D'Amaro assume durante um período desafiador. Não apenas o negócio lutou para superar a era da mídia linear, mas a situação geopolítica no Irã pressionou o setor de viagens, e o turismo representa uma parte substancial da receita da Disney.
Embora a empresa agrupe seus parques, experiências e produtos de consumo em um único segmento, a grande maioria dessa receita vem de seus parques temáticos e negócios relacionados, como sua linha de cruzeiros.
Os parques temáticos da Disney provaram ser sua vaca leiteira mais importante na última década, gerando amplas margens de lucro, enquanto o negócio de streaming lutou e está canibalizando seu negócio de TV linear e de bilheteria de cinema.
No ano fiscal de 2025, a Disney aumentou seu negócio de experiências em 6% para US$ 36,2 bilhões e reportou um lucro operacional de US$ 10 bilhões, respondendo por mais da metade de seu lucro.
O que aconteceu na segunda-feira
As ações dispararam na segunda-feira em um rali de alívio impulsionado pela decisão do presidente Trump de pausar um ataque à infraestrutura de usinas de energia iranianas enquanto os dois lados negociam.
Ações cíclicas "risk-on" saltaram, e esse padrão ficou claro pelo desempenho do Dow Jones Industrial Average, pois apenas seis das 30 ações caíram, e estas foram principalmente ações defensivas. No entanto, a Disney foi uma exceção. Embora seu negócio de parques tenha muita exposição a forças cíclicas, as ações da Disney caíram 1,6% no dia.
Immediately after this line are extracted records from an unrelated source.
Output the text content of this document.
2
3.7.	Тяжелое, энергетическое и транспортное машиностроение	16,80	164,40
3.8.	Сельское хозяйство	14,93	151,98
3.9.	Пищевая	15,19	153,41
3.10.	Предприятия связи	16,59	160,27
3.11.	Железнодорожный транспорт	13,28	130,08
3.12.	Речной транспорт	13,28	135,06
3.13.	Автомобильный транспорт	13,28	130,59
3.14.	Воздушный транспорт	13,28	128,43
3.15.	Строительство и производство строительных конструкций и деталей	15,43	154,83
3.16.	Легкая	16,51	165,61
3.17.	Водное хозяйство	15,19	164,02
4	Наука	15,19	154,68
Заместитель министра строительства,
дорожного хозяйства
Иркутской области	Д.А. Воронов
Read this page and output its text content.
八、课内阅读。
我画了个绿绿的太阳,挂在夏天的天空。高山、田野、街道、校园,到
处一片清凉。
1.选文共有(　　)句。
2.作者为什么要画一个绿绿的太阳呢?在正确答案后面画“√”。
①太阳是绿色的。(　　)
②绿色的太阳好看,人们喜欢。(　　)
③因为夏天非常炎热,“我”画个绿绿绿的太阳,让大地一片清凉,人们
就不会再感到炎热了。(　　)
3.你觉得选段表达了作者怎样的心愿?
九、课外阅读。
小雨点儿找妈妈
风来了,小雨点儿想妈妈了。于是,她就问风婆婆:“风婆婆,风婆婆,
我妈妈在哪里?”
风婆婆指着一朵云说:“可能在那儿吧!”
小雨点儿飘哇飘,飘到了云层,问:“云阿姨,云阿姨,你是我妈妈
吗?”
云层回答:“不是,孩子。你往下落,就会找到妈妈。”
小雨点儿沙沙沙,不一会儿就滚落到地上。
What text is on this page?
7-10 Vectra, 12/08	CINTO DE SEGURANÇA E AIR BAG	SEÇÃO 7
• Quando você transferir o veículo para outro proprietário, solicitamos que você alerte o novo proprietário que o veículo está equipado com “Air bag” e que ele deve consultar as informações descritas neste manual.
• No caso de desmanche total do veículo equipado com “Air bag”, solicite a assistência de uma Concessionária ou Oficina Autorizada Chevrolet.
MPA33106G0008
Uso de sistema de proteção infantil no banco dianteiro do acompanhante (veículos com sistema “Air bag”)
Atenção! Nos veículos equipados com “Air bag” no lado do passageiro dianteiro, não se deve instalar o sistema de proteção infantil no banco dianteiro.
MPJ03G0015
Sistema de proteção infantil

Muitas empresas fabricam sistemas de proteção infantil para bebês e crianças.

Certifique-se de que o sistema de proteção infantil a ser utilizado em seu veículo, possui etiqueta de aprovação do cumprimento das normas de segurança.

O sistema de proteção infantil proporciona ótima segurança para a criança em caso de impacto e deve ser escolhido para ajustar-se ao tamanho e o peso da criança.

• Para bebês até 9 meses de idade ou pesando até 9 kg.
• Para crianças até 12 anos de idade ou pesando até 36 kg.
Os investidores parecem estar dizendo que mesmo o fim da guerra ou o arrefecimento das tensões não são suficientes para impulsionar as ações. Com os preços do petróleo subindo, as passagens aéreas provavelmente aumentarão, e os consumidores terão menos renda discricionária para gastar em lugares como o Disney World.
O que isso significa para a Disney
O desempenho de um dia não faz uma ação, mas a queda da Disney se destaca, dado que ela se beneficiaria do fim das tensões no Irã.
Com a venda, os investidores parecem estar dizendo que as ações da Disney não podem contar com o macroambiente para sua recuperação. Ela terá que conquistá-la através de melhorias concretas nos negócios.
Para o ano fiscal atual, a empresa está visando lucro por ação ajustado de dois dígitos. Essa não é uma meta ruim, mas no momento, os investidores parecem céticos em relação a D'Amaro. As ações da Disney caíram em março, e ela precisará de ajuda da gestão para reverter a situação.
D'Amaro merece alguma paciência dos investidores, mas o negócio de entretenimento da Disney é desafiado pelo declínio da TV linear, e seus parques temáticos podem enfrentar um revés com a guerra. A Disney pode ter outro ano difícil pela frente.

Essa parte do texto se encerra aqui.